PICKENS — Alex Saitta is running for re-election for the Pickens seat on the Pickens County School Board.

He and his wife, Carmen, have two daughters. Scarlett is in ninth grade at Pickens High School, and the other will follow next year — Amber is in eighth grade attending the Youth Leadership Academy charter school.

In 2010, when Saitta became the chairman of the board, the graduation rate was 71.2 percent. The board set a goal of 80 percent, and over the next few years it beefed up remedial reading, lowered class sizes, expanded the career center and hired graduation coaches. The graduation rate is now nearly 83 percent.

Alex Saitta BW“I know what it is like to be a parent of children in school,” Saitta said. “When our girls graduate Pickens High, I hope both will be part of even larger graduating classes.”

Saitta strongly opposed the closing of any schools and voted against closing Holly Springs and A.R. Lewis elementaries.

“Taxpayers just spent $6 million to renovate the schools, and we’ll be paying off that loan until 2032,” Saitta said. “I voted against closing the schools. No one would spend their own money that way, and it shows how some decisions lack simple common sense.”

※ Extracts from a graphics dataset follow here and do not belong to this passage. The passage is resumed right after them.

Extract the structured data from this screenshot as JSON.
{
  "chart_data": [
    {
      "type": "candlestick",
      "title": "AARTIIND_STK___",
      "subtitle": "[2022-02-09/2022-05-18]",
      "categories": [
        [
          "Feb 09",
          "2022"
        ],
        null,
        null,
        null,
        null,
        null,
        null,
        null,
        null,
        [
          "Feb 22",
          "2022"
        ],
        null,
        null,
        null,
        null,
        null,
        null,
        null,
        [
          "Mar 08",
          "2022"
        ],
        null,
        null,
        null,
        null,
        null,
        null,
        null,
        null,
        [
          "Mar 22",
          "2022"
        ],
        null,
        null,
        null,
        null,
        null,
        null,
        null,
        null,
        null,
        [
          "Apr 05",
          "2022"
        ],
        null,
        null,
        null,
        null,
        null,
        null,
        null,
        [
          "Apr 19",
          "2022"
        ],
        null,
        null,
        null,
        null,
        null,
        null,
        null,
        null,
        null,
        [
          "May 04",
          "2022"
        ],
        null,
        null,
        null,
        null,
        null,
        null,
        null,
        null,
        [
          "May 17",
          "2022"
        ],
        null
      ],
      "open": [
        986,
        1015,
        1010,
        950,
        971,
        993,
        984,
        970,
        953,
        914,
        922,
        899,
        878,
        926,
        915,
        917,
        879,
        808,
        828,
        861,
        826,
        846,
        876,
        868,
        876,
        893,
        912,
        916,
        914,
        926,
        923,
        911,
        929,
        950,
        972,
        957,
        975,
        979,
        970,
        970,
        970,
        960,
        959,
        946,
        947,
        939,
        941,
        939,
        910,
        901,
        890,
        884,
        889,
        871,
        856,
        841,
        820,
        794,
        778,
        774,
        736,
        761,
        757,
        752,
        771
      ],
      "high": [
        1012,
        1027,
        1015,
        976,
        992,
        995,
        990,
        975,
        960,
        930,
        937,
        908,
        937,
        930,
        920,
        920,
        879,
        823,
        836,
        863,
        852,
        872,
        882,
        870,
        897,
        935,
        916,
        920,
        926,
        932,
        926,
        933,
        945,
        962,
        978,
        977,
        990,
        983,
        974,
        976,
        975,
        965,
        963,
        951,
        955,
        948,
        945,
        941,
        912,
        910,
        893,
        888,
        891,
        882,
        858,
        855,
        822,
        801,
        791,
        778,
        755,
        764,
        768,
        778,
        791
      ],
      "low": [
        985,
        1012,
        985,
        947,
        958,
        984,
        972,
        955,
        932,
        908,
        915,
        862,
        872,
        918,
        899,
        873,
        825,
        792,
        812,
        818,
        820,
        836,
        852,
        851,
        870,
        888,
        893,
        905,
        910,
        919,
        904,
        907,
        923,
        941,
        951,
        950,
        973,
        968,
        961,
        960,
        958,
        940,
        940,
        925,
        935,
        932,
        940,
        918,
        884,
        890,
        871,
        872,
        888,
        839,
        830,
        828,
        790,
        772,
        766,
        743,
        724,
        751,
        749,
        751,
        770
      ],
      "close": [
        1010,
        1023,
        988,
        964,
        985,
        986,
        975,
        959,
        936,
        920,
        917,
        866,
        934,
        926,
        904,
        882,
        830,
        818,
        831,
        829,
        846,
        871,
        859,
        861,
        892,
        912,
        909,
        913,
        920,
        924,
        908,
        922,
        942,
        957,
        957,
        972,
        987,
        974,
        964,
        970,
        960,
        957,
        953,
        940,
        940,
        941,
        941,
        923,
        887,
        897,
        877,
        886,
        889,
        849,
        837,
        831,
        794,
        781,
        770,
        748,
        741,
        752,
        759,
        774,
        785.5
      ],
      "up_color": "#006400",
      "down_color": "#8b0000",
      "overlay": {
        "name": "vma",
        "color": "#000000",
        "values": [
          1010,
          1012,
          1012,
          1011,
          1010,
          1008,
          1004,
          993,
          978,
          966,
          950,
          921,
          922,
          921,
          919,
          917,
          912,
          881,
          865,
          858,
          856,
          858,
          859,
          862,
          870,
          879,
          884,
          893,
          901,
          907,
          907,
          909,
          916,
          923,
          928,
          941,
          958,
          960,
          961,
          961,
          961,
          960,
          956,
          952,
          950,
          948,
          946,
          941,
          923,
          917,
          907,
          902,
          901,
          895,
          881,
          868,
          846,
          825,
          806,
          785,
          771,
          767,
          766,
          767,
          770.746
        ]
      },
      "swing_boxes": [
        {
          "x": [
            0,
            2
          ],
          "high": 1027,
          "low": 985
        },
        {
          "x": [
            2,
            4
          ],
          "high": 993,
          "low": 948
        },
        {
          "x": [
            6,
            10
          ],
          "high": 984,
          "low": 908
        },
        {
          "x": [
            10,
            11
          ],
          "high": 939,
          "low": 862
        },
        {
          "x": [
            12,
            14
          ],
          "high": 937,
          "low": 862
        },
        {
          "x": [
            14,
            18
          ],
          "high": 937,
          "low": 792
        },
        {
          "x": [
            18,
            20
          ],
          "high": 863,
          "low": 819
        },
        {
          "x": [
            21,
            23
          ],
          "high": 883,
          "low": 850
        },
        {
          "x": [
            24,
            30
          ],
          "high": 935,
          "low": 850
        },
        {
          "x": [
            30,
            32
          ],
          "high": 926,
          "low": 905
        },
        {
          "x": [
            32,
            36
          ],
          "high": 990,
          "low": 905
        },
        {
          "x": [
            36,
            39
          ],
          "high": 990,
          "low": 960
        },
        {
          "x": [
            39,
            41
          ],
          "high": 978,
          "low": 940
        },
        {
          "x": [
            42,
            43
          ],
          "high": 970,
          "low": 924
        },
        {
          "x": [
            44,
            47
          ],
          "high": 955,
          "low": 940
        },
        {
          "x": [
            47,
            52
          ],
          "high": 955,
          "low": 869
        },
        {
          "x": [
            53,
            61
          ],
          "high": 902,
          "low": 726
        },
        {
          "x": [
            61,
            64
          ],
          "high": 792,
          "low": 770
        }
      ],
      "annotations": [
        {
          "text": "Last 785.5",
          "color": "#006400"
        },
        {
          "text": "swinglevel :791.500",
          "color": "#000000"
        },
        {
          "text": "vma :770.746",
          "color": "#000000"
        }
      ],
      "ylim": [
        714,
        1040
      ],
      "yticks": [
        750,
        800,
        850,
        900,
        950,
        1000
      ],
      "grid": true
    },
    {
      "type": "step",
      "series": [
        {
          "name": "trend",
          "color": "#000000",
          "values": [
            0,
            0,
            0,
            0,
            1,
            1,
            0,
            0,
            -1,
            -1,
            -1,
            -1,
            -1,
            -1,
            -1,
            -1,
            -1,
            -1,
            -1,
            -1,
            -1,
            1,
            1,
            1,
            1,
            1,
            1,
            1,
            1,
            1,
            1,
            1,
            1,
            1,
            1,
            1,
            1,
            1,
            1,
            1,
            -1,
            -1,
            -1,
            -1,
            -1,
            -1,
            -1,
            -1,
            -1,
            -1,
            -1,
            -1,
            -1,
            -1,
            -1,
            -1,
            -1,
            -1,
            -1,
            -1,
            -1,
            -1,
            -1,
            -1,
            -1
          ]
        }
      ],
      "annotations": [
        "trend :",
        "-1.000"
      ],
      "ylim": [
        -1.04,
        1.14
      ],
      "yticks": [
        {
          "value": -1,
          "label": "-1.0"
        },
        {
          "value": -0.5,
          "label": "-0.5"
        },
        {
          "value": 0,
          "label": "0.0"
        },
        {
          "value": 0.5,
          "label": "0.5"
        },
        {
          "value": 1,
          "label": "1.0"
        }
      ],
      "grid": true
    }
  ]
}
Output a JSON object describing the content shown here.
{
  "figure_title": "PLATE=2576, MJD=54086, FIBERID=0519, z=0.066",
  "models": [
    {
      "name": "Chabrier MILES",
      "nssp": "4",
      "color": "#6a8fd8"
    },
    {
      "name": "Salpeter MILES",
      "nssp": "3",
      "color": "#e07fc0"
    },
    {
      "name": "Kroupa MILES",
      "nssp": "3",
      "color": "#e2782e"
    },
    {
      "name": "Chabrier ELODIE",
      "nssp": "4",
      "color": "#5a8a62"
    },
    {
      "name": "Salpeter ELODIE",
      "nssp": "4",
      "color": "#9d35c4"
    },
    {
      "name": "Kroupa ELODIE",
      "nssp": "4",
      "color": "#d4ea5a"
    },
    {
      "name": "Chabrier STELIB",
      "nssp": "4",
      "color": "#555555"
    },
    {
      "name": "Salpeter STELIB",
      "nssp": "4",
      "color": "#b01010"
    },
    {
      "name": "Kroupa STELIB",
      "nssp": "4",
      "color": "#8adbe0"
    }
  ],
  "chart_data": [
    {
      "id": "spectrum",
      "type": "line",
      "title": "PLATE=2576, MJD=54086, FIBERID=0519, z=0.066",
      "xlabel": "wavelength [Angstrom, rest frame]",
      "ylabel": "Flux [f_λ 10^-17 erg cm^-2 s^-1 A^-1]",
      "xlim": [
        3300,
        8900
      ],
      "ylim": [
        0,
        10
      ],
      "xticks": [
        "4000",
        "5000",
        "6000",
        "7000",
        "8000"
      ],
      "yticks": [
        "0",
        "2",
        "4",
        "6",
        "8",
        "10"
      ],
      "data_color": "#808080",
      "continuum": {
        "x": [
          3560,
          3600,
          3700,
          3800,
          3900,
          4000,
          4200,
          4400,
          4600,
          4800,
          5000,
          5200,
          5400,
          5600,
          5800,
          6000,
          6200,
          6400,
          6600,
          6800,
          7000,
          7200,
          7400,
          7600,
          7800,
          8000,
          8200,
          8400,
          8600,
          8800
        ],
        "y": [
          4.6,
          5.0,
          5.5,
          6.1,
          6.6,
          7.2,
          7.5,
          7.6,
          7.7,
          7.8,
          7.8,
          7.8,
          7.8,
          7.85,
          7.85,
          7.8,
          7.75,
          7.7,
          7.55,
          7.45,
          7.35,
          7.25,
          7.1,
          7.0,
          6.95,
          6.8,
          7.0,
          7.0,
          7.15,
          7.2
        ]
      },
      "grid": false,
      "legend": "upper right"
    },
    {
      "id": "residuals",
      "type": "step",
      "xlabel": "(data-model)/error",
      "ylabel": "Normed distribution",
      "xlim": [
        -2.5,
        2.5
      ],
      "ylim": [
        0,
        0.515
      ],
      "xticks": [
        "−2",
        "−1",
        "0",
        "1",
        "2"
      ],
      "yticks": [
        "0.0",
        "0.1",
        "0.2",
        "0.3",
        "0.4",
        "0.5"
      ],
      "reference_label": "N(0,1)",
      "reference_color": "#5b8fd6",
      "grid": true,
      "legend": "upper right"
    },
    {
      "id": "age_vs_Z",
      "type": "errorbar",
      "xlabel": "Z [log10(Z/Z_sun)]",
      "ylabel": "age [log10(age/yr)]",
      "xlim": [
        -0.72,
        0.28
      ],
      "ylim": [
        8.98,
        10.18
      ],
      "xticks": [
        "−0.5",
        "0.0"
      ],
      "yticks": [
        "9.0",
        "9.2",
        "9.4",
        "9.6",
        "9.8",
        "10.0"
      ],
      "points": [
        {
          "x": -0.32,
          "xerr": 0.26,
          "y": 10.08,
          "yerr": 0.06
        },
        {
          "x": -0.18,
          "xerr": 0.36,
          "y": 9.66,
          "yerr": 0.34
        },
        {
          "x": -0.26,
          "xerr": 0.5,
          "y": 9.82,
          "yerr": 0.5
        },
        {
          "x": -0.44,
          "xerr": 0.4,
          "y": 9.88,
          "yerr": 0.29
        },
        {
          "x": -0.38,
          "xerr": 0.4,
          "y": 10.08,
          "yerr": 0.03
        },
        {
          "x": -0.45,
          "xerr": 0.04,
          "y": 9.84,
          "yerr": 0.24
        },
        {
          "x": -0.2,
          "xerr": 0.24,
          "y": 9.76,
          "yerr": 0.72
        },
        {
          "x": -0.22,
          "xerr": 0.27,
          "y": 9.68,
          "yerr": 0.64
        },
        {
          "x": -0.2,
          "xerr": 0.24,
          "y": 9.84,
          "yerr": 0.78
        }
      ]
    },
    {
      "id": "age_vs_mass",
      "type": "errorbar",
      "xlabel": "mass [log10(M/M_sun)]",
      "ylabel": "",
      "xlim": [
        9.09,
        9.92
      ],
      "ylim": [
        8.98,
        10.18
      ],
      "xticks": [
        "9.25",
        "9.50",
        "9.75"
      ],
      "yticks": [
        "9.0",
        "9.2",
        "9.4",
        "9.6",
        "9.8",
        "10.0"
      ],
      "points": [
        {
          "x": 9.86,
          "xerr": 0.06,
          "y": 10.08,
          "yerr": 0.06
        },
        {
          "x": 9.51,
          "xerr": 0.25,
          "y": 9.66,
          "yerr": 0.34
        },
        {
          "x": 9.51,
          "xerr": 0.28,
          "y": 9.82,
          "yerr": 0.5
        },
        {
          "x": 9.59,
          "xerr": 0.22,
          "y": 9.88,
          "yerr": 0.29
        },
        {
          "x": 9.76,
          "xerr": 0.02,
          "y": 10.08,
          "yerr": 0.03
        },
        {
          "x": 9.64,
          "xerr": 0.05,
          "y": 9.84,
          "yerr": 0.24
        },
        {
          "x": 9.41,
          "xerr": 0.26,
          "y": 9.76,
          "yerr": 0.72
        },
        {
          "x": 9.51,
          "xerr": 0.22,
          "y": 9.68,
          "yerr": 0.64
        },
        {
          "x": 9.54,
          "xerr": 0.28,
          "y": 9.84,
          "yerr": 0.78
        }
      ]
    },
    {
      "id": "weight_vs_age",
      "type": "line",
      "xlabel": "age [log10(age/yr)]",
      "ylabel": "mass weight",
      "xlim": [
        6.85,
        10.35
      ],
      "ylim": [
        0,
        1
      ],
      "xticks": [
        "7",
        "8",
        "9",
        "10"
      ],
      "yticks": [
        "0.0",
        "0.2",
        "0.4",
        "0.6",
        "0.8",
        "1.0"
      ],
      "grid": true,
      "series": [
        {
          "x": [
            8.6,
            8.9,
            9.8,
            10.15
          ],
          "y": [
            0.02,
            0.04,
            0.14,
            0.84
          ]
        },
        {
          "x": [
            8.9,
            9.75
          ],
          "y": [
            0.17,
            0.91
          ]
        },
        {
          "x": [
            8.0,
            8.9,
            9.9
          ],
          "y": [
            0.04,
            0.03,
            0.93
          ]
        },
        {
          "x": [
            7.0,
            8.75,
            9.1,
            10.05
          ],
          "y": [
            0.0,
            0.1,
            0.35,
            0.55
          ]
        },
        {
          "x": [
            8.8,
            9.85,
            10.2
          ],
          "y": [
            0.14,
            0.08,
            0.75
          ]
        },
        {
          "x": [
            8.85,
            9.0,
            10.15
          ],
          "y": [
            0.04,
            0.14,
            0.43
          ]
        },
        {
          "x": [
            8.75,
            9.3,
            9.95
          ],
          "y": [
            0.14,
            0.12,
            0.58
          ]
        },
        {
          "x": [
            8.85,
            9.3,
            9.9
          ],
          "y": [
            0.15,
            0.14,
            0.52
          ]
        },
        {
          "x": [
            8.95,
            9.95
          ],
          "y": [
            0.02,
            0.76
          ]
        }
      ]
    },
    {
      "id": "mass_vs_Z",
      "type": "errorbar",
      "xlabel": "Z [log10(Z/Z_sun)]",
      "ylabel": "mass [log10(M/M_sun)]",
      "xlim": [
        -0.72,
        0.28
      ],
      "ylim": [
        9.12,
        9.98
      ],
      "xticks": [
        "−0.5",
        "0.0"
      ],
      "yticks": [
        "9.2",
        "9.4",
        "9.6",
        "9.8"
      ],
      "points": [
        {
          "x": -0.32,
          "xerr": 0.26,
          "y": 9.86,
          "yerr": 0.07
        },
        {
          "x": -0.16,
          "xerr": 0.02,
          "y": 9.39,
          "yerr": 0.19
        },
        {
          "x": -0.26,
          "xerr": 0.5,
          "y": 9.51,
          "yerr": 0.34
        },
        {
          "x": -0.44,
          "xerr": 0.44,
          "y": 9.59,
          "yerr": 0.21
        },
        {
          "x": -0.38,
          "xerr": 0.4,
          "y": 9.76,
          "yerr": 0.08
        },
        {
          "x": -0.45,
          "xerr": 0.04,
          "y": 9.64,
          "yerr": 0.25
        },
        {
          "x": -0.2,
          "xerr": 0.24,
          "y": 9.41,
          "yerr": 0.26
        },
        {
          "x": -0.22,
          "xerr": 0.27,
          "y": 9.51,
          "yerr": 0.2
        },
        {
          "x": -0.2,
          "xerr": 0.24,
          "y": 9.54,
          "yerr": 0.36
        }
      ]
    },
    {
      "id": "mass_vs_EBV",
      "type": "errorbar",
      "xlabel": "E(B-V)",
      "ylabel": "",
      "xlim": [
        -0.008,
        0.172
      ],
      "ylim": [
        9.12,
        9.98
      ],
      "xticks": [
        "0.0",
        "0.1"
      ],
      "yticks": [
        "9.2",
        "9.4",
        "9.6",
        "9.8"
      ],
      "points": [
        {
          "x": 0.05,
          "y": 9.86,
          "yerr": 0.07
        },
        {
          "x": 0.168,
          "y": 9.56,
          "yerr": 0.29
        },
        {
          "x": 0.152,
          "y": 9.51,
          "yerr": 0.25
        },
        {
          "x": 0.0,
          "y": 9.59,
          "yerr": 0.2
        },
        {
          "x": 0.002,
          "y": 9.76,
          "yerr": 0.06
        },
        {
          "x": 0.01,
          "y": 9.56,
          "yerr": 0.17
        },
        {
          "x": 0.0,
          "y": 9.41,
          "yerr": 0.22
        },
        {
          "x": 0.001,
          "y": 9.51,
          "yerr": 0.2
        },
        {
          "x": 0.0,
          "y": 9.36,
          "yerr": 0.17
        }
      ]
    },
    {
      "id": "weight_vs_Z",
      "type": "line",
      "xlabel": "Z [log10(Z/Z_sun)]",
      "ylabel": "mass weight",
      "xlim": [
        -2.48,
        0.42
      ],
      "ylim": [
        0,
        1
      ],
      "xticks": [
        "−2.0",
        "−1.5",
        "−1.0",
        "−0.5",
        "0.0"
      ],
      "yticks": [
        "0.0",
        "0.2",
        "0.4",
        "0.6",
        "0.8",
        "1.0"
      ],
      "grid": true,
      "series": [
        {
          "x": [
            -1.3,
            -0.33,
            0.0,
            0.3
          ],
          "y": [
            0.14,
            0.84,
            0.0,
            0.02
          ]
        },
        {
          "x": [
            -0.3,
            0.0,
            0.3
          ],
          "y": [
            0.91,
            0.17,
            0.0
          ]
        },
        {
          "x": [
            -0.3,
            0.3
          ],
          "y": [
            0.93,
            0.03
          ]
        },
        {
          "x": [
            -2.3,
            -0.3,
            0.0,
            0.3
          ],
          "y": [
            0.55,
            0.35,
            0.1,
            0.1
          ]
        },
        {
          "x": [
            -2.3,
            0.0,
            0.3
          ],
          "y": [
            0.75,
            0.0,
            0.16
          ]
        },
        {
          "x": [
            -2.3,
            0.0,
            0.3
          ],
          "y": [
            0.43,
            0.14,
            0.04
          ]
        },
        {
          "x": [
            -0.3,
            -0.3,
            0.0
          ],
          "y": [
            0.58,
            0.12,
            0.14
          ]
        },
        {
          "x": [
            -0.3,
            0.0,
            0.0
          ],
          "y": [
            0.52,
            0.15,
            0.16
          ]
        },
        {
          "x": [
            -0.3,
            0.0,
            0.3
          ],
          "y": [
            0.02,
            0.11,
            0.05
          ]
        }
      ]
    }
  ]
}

A former financial analyst, Saitta now prepares tax returns and manages rental properties. He has become the financial conscience of the board fighting waste, protecting classroom funding and advocating smaller class sizes.

“I proposed and voted to add many classroom teaching positions in the 2011 to 2013 school years, and have never voted to eliminate even one,” Saitta said. “Since then, the new board has fallen back into the bad habit of eliminating teaching positions — 65 the past three years, and I voted against all of that.”

In the wake of closing schools, eliminating teaching positions and having blocked attempts to bring Christian prayer back to school board meetings, Saitta sees himself as a watchdog on the board, looking out for the public’s interest.

“The question all voters need to ask themselves is this: Do you trust the school board to do the right thing when you’re not looking?” he said. “The public needs a trustee who is their eyes and ears, does his research, and has the courage to speak up when the board is ignoring the wishes of the people.”